Glossary term

Noncontrolling Interest

Noncontrolling interest is the portion of a consolidated subsidiary’s equity and income that belongs to owners other than the parent company.

Updated

May 24, 2026

Read time

3 min read

What Is Noncontrolling Interest?

Noncontrolling interest is the portion of a consolidated subsidiary's equity and income that belongs to owners other than the parent company. It appears when a parent controls a subsidiary but does not own 100 percent of it.

The concept is the modern accounting term for what many investors still call minority interest. Consolidated financial statements include the full subsidiary because the parent controls it, then separately identify the share of equity and earnings that belongs to outside owners.

Key Takeaways

  • Noncontrolling interest is the outside ownership claim in a consolidated subsidiary.
  • It appears when a parent controls but does not fully own a subsidiary.
  • It is generally presented within equity, separately from the parent company's equity.
  • Income statements often separate net income attributable to the parent from net income attributable to noncontrolling interests.
  • Investors need to account for it when analyzing earnings, enterprise value, and ownership economics.

How It Works

Suppose a parent company owns 80 percent of a subsidiary and controls it. The parent consolidates the subsidiary's assets, liabilities, revenue, and expenses in its financial statements. The remaining 20 percent still belongs to outside owners, so that claim must be shown separately.

On the balance sheet, noncontrolling interest represents the outside owners' share of the subsidiary's net assets. On the income statement, the company may show consolidated net income and then allocate part of that income to the parent and part to noncontrolling interests. The parent-shareholder figure is the one most relevant for earnings per share.

Where Investors See It

Statement

What it usually shows

Balance sheet

Noncontrolling interest within equity, separate from parent equity.

Income statement

Net income attributable to the parent and to noncontrolling interests.

Statement of equity

Changes from income, dividends, purchases, sales, or ownership shifts.

Notes

Ownership percentages, subsidiaries, and changes in control or ownership.

Valuation Context

Noncontrolling interest matters because consolidated statements can include 100 percent of a subsidiary's operating results even though the parent owns less than 100 percent of the economics. If an analyst uses consolidated EBITDA, revenue, or operating income, the valuation may need to recognize the portion owned by outside shareholders.

Enterprise value calculations often add noncontrolling interest to market capitalization and debt when the numerator is being compared with consolidated operating metrics. The goal is consistency: value the whole consolidated enterprise against the whole consolidated operating result, then remember that not all equity value belongs to parent shareholders.

Common Misread

Noncontrolling interest does not mean outside owners are irrelevant.
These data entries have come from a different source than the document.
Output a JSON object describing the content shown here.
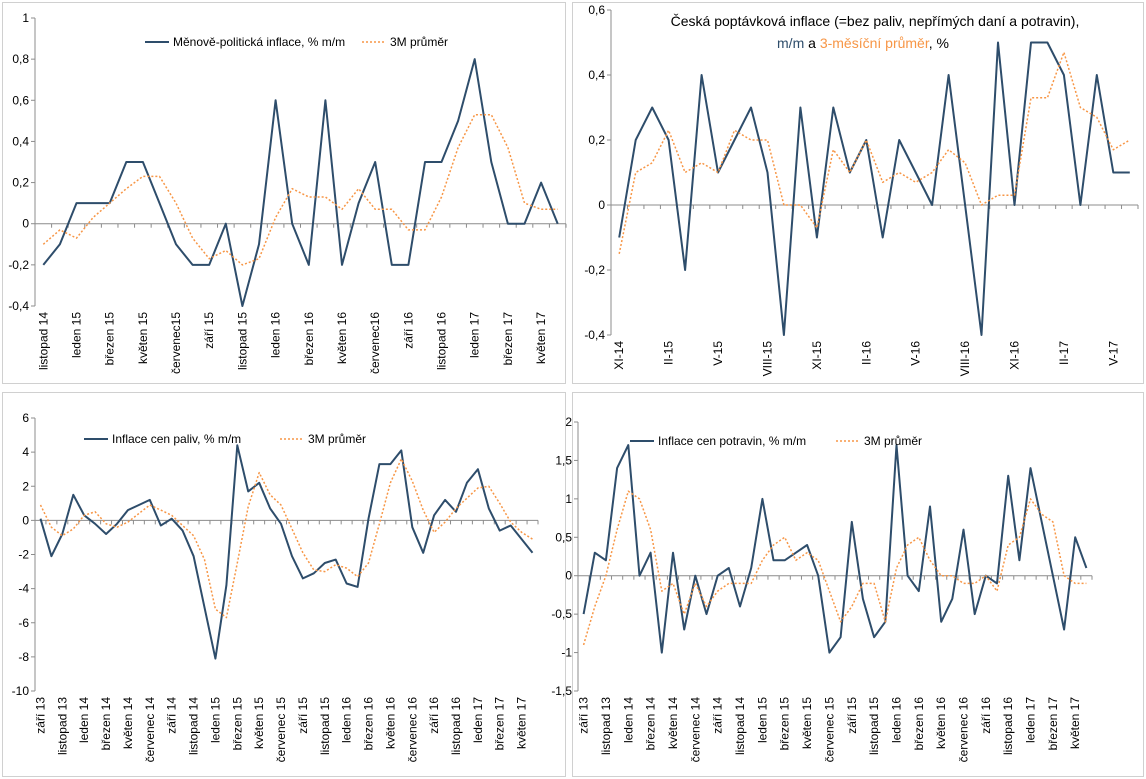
{
  "colors": {
    "series_line": "#2E4D6B",
    "average_line": "#F79646",
    "zero_line": "#8C8C8C",
    "frame": "#D0D0D0"
  },
  "chart_data": [
    {
      "type": "line",
      "x": [
        "listopad 14",
        "prosinec 14",
        "leden 15",
        "únor 15",
        "březen 15",
        "duben 15",
        "květen 15",
        "červen 15",
        "červenec15",
        "srpen 15",
        "září 15",
        "říjen 15",
        "listopad 15",
        "prosinec 15",
        "leden 16",
        "únor 16",
        "březen 16",
        "duben 16",
        "květen 16",
        "červen 16",
        "červenec16",
        "srpen 16",
        "září 16",
        "říjen 16",
        "listopad 16",
        "prosinec 16",
        "leden 17",
        "únor 17",
        "březen 17",
        "duben 17",
        "květen 17",
        "červen 17"
      ],
      "x_tick_labels": [
        "listopad 14",
        "leden 15",
        "březen 15",
        "květen 15",
        "červenec15",
        "září 15",
        "listopad 15",
        "leden 16",
        "březen 16",
        "květen 16",
        "červenec16",
        "září 16",
        "listopad 16",
        "leden 17",
        "březen 17",
        "květen 17"
      ],
      "ylim": [
        -0.4,
        1.0
      ],
      "y_ticks": [
        "-0,4",
        "-0,2",
        "0",
        "0,2",
        "0,4",
        "0,6",
        "0,8",
        "1"
      ],
      "series": [
        {
          "name": "Měnově-politická inflace, % m/m",
          "values": [
            -0.2,
            -0.1,
            0.1,
            0.1,
            0.1,
            0.3,
            0.3,
            0.1,
            -0.1,
            -0.2,
            -0.2,
            0.0,
            -0.4,
            -0.1,
            0.6,
            0.0,
            -0.2,
            0.6,
            -0.2,
            0.1,
            0.3,
            -0.2,
            -0.2,
            0.3,
            0.3,
            0.5,
            0.8,
            0.3,
            0.0,
            0.0,
            0.2,
            0.0
          ]
        },
        {
          "name": "3M průměr",
          "values": [
            -0.1,
            -0.03,
            -0.07,
            0.03,
            0.1,
            0.17,
            0.23,
            0.23,
            0.1,
            -0.07,
            -0.17,
            -0.13,
            -0.2,
            -0.17,
            0.03,
            0.17,
            0.13,
            0.13,
            0.07,
            0.17,
            0.07,
            0.07,
            -0.03,
            -0.03,
            0.13,
            0.37,
            0.53,
            0.53,
            0.37,
            0.1,
            0.07,
            0.07
          ]
        }
      ]
    },
    {
      "type": "line",
      "title_lines": [
        "Česká poptávková inflace (=bez paliv, nepřímých daní a potravin),",
        "m/m",
        "a",
        "3-měsíční průměr",
        ", %"
      ],
      "x": [
        "XI-14",
        "XII-14",
        "I-15",
        "II-15",
        "III-15",
        "IV-15",
        "V-15",
        "VI-15",
        "VII-15",
        "VIII-15",
        "IX-15",
        "X-15",
        "XI-15",
        "XII-15",
        "I-16",
        "II-16",
        "III-16",
        "IV-16",
        "V-16",
        "VI-16",
        "VII-16",
        "VIII-16",
        "IX-16",
        "X-16",
        "XI-16",
        "XII-16",
        "I-17",
        "II-17",
        "III-17",
        "IV-17",
        "V-17",
        "VI-17"
      ],
      "x_tick_labels": [
        "XI-14",
        "II-15",
        "V-15",
        "VIII-15",
        "XI-15",
        "II-16",
        "V-16",
        "VIII-16",
        "XI-16",
        "II-17",
        "V-17"
      ],
      "ylim": [
        -0.4,
        0.6
      ],
      "y_ticks": [
        "-0,4",
        "-0,2",
        "0",
        "0,2",
        "0,4",
        "0,6"
      ],
      "series": [
        {
          "name": "m/m",
          "values": [
            -0.1,
            0.2,
            0.3,
            0.2,
            -0.2,
            0.4,
            0.1,
            0.2,
            0.3,
            0.1,
            -0.4,
            0.3,
            -0.1,
            0.3,
            0.1,
            0.2,
            -0.1,
            0.2,
            0.1,
            0.0,
            0.4,
            0.0,
            -0.4,
            0.5,
            0.0,
            0.5,
            0.5,
            0.4,
            0.0,
            0.4,
            0.1,
            0.1
          ]
        },
        {
          "name": "3-měsíční průměr",
          "values": [
            -0.15,
            0.1,
            0.13,
            0.23,
            0.1,
            0.13,
            0.1,
            0.23,
            0.2,
            0.2,
            0.0,
            0.0,
            -0.07,
            0.17,
            0.1,
            0.2,
            0.07,
            0.1,
            0.07,
            0.1,
            0.17,
            0.13,
            0.0,
            0.03,
            0.03,
            0.33,
            0.33,
            0.47,
            0.3,
            0.27,
            0.17,
            0.2
          ]
        }
      ]
    },
    {
      "type": "line",
      "x": [
        "září 13",
        "říjen 13",
        "listopad 13",
        "prosinec 13",
        "leden 14",
        "únor 14",
        "březen 14",
        "duben 14",
        "květen 14",
        "červen 14",
        "červenec 14",
        "srpen 14",
        "září 14",
        "říjen 14",
        "listopad 14",
        "prosinec 14",
        "leden 15",
        "únor 15",
        "březen 15",
        "duben 15",
        "květen 15",
        "červen 15",
        "červenec 15",
        "srpen 15",
        "září 15",
        "říjen 15",
        "listopad 15",
        "prosinec 15",
        "leden 16",
        "únor 16",
        "březen 16",
        "duben 16",
        "květen 16",
        "červen 16",
        "červenec 16",
        "srpen 16",
        "září 16",
        "říjen 16",
        "listopad 16",
        "prosinec 16",
        "leden 17",
        "únor 17",
        "březen 17",
        "duben 17",
        "květen 17",
        "červen 17"
      ],
      "x_tick_labels": [
        "září 13",
        "listopad 13",
        "leden 14",
        "březen 14",
        "květen 14",
        "červenec 14",
        "září 14",
        "listopad 14",
        "leden 15",
        "březen 15",
        "květen 15",
        "červenec 15",
        "září 15",
        "listopad 15",
        "leden 16",
        "březen 16",
        "květen 16",
        "červenec 16",
        "září 16",
        "listopad 16",
        "leden 17",
        "březen 17",
        "květen 17"
      ],
      "ylim": [
        -10,
        6
      ],
      "y_ticks": [
        "-10",
        "-8",
        "-6",
        "-4",
        "-2",
        "0",
        "2",
        "4",
        "6"
      ],
      "series": [
        {
          "name": "Inflace cen paliv, % m/m",
          "values": [
            0.1,
            -2.1,
            -0.8,
            1.5,
            0.3,
            -0.2,
            -0.8,
            -0.2,
            0.6,
            0.9,
            1.2,
            -0.3,
            0.1,
            -0.6,
            -2.1,
            -5.1,
            -8.1,
            -3.8,
            4.4,
            1.7,
            2.2,
            0.7,
            -0.2,
            -2.1,
            -3.4,
            -3.1,
            -2.5,
            -2.3,
            -3.7,
            -3.9,
            0.1,
            3.3,
            3.3,
            4.1,
            -0.4,
            -1.9,
            0.3,
            1.2,
            0.5,
            2.2,
            3.0,
            0.7,
            -0.6,
            -0.3,
            -1.1,
            -1.9
          ]
        },
        {
          "name": "3M průměr",
          "values": [
            0.9,
            -0.4,
            -0.9,
            -0.5,
            0.3,
            0.5,
            -0.2,
            -0.4,
            -0.1,
            0.4,
            0.9,
            0.6,
            0.3,
            -0.3,
            -0.9,
            -2.3,
            -5.2,
            -5.7,
            -2.5,
            0.8,
            2.8,
            1.5,
            0.9,
            -0.5,
            -1.9,
            -2.9,
            -3.0,
            -2.6,
            -2.8,
            -3.3,
            -2.5,
            -0.2,
            2.2,
            3.6,
            2.3,
            0.6,
            -0.7,
            -0.1,
            0.7,
            1.3,
            1.9,
            2.0,
            1.0,
            -0.1,
            -0.7,
            -1.1
          ]
        }
      ]
    },
    {
      "type": "line",
      "x": [
        "září 13",
        "říjen 13",
        "listopad 13",
        "prosinec 13",
        "leden 14",
        "únor 14",
        "březen 14",
        "duben 14",
        "květen 14",
        "červen 14",
        "červenec 14",
        "srpen 14",
        "září 14",
        "říjen 14",
        "listopad 14",
        "prosinec 14",
        "leden 15",
        "únor 15",
        "březen 15",
        "duben 15",
        "květen 15",
        "červen 15",
        "červenec 15",
        "srpen 15",
        "září 15",
        "říjen 15",
        "listopad 15",
        "prosinec 15",
        "leden 16",
        "únor 16",
        "březen 16",
        "duben 16",
        "květen 16",
        "červen 16",
        "červenec 16",
        "srpen 16",
        "září 16",
        "říjen 16",
        "listopad 16",
        "prosinec 16",
        "leden 17",
        "únor 17",
        "březen 17",
        "duben 17",
        "květen 17",
        "červen 17"
      ],
      "x_tick_labels": [
        "září 13",
        "listopad 13",
        "leden 14",
        "březen 14",
        "květen 14",
        "červenec 14",
        "září 14",
        "listopad 14",
        "leden 15",
        "březen 15",
        "květen 15",
        "červenec 15",
        "září 15",
        "listopad 15",
        "leden 16",
        "březen 16",
        "květen 16",
        "červenec 16",
        "září 16",
        "listopad 16",
        "leden 17",
        "březen 17",
        "květen 17"
      ],
      "ylim": [
        -1.5,
        2
      ],
      "y_ticks": [
        "-1,5",
        "-1",
        "-0,5",
        "0",
        "0,5",
        "1",
        "1,5",
        "2"
      ],
      "series": [
        {
          "name": "Inflace cen potravin, % m/m",
          "values": [
            -0.5,
            0.3,
            0.2,
            1.4,
            1.7,
            0.0,
            0.3,
            -1.0,
            0.3,
            -0.7,
            0.0,
            -0.5,
            0.0,
            0.1,
            -0.4,
            0.1,
            1.0,
            0.2,
            0.2,
            0.3,
            0.4,
            0.0,
            -1.0,
            -0.8,
            0.7,
            -0.3,
            -0.8,
            -0.6,
            1.7,
            0.0,
            -0.2,
            0.9,
            -0.6,
            -0.3,
            0.6,
            -0.5,
            0.0,
            -0.1,
            1.3,
            0.2,
            1.4,
            0.7,
            0.0,
            -0.7,
            0.5,
            0.1
          ]
        },
        {
          "name": "3M průměr",
          "values": [
            -0.9,
            -0.4,
            0.0,
            0.6,
            1.1,
            1.0,
            0.6,
            -0.2,
            -0.1,
            -0.5,
            -0.1,
            -0.4,
            -0.2,
            -0.1,
            -0.1,
            -0.1,
            0.2,
            0.4,
            0.5,
            0.2,
            0.3,
            0.2,
            -0.2,
            -0.6,
            -0.4,
            -0.1,
            -0.1,
            -0.6,
            0.1,
            0.4,
            0.5,
            0.2,
            0.0,
            0.0,
            -0.1,
            -0.1,
            0.0,
            -0.2,
            0.4,
            0.5,
            1.0,
            0.8,
            0.7,
            0.0,
            -0.1,
            -0.1
          ]
        }
      ]
    }
  ]
}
A profitable subsidiary can create a material claim for those owners. It also does not mean the parent lacks control. The parent can control the subsidiary while still sharing economic ownership with others.

The label can also confuse investors when a company buys or sells a portion of a subsidiary but retains control. Those ownership changes may affect equity allocation without creating a normal gain or loss in the same way a full sale might.

Parent-Shareholder Economics

The practical challenge is that consolidated statements can look larger than the economics available to parent shareholders. Revenue, assets, and operating profit may include 100 percent of a subsidiary, while the parent owns only part of the residual claim. Investors therefore often move from consolidated net income to net income attributable to the parent before calculating per-share measures.

The same discipline applies to balance-sheet analysis. Noncontrolling interest is not debt, but it is a claim on consolidated net assets that does not belong to the parent company's common shareholders.

The Bottom Line

Noncontrolling interest shows the slice of a consolidated subsidiary that belongs to owners other than the parent. It helps investors separate control from economic ownership and avoid giving parent shareholders credit for earnings or equity that belong to someone else.